Se despertaron por los sonidos metálicos del otro lado de la pared; la que separa la cabecera de su cama de los golpes. De eso iban las conversas en silencio entre los vecinos de la comunidad: quiénes habían alquilado aquel piso y quiénes serían los secuestrados.
Cada noche desde hacía varias, los mismos martillazos.

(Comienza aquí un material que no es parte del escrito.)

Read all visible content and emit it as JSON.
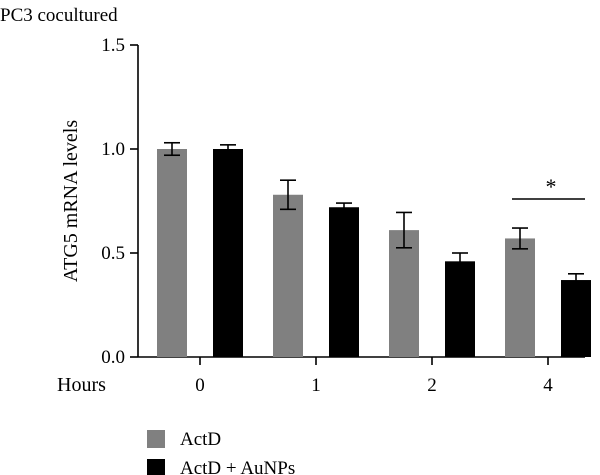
{
  "chart_data": {
    "type": "bar",
    "title": "PC3 cocultured",
    "xlabel": "Hours",
    "ylabel": "ATG5 mRNA levels",
    "categories": [
      "0",
      "1",
      "2",
      "4"
    ],
    "ylim": [
      0,
      1.5
    ],
    "yticks": [
      "0.0",
      "0.5",
      "1.0",
      "1.5"
    ],
    "grid": false,
    "legend_position": "bottom-left",
    "series": [
      {
        "name": "ActD",
        "color": "#808080",
        "values": [
          1.0,
          0.78,
          0.61,
          0.57
        ],
        "errors": [
          0.03,
          0.07,
          0.085,
          0.05
        ]
      },
      {
        "name": "ActD + AuNPs",
        "color": "#000000",
        "values": [
          1.0,
          0.72,
          0.46,
          0.37
        ],
        "errors": [
          0.02,
          0.02,
          0.04,
          0.03
        ]
      }
    ],
    "annotations": [
      {
        "text": "*",
        "category": "4",
        "type": "significance"
      }
    ]
  }
}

Habían revisado cada grieta de la muralla, cada entrada posible, afilado los cristales y cambiado las luces, comprado nuevas bombillas para terminar con el último escondite a oscuras: aquel lejano rincón del patio interior de la casa; deslumbrado a las palomas de las palmeras con las linternas, en rondas por parejas.
Sin éxito.
Ya no quedaban ninguna de las cañerías de cobre de las calderas, en ninguna de las casas vecinas, en toda la colonia entera. La suya sería la última. Temían por sus perros que por la noche dormían encerrados en la habitación de la abuela. Aguardaban la respiración, a sabiendas de que era una cuestión de tiempo…estaban acorralados.
Entonces, se cortaba la luz, sin motivo aparente.
Se miraban con ansiedad, corrían las cortinas y cerraban los candados detrás de aquéllas puertas, frágiles. A una pared de distancia entre el crimen organizado y la cabecera de su cama, trataban de conciliar el sueño, a pesar de los pesares.